I think the author of EagleSpeak has it right, Article 105 of the United Nations Convention on the Law of the Sea has all that a thoughtful, realistic ship captain needs to deal with the issue.

If any nation state finds itself dealing with too much maritime piracy, then it should enact laws giving captains & masters its flagged vessels power to deal with the situations more immediately. The UN convention would be satisfied, and that nation's laws would be satisfied.

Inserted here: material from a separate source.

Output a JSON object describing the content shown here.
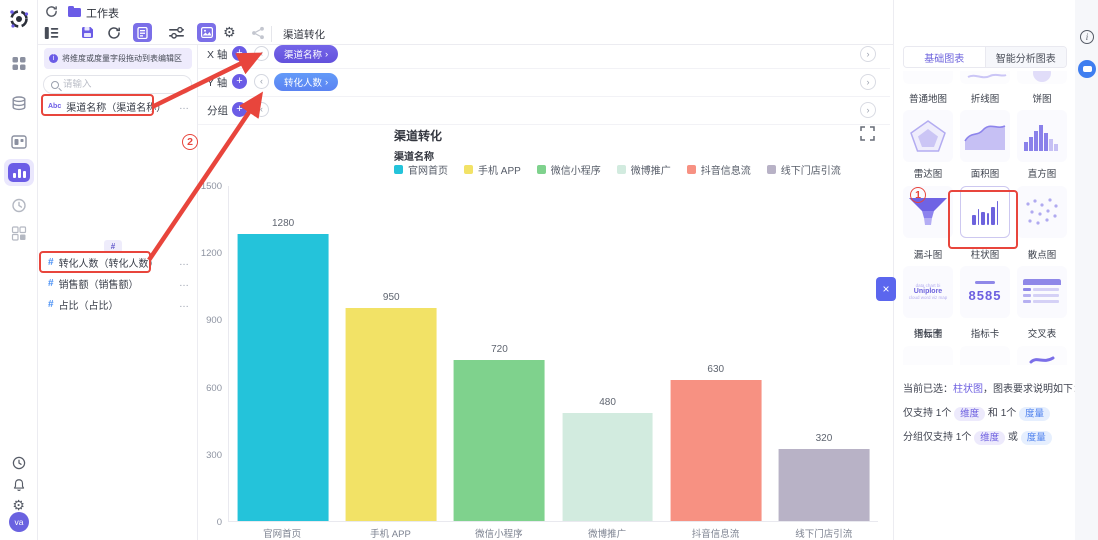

Also, the author of EagleSpeak facetiously and rhetorically asks if the Danes are lacking yardarms. In truth, in fact, and not facetiously, yes, they do, until and unless the ships they use to apprehend pirates are square-rigged sailing vessels.

Karl Reisman said...

hang them high. Lawyers are useless in Lawless lands, and they donot deserve the protection of ours. if caught on our decks.

Scott

Mr. Bill said...

I wonder if one of the participants in this was recently let off a Danish ship?

L.Douglas Garrett said...

@mr. bill

Indeed.

You know, the real problem of that ship being taken is not the T-72's, really. It is that there were crates of small arms, heavy machineguns, and 23mm autocannons that are presumed to already be disappearing into various warlords arsenals.

Marie said...

I saw that article about the Foreign Office and thought "what a strange order to give." You just let pirates take over? Interesting world we live in when evil is dominant.

Mr. Bill said...

It appears the cargo hasn't been off-loaded yet. According to this story, the pirates haven't made it to any port.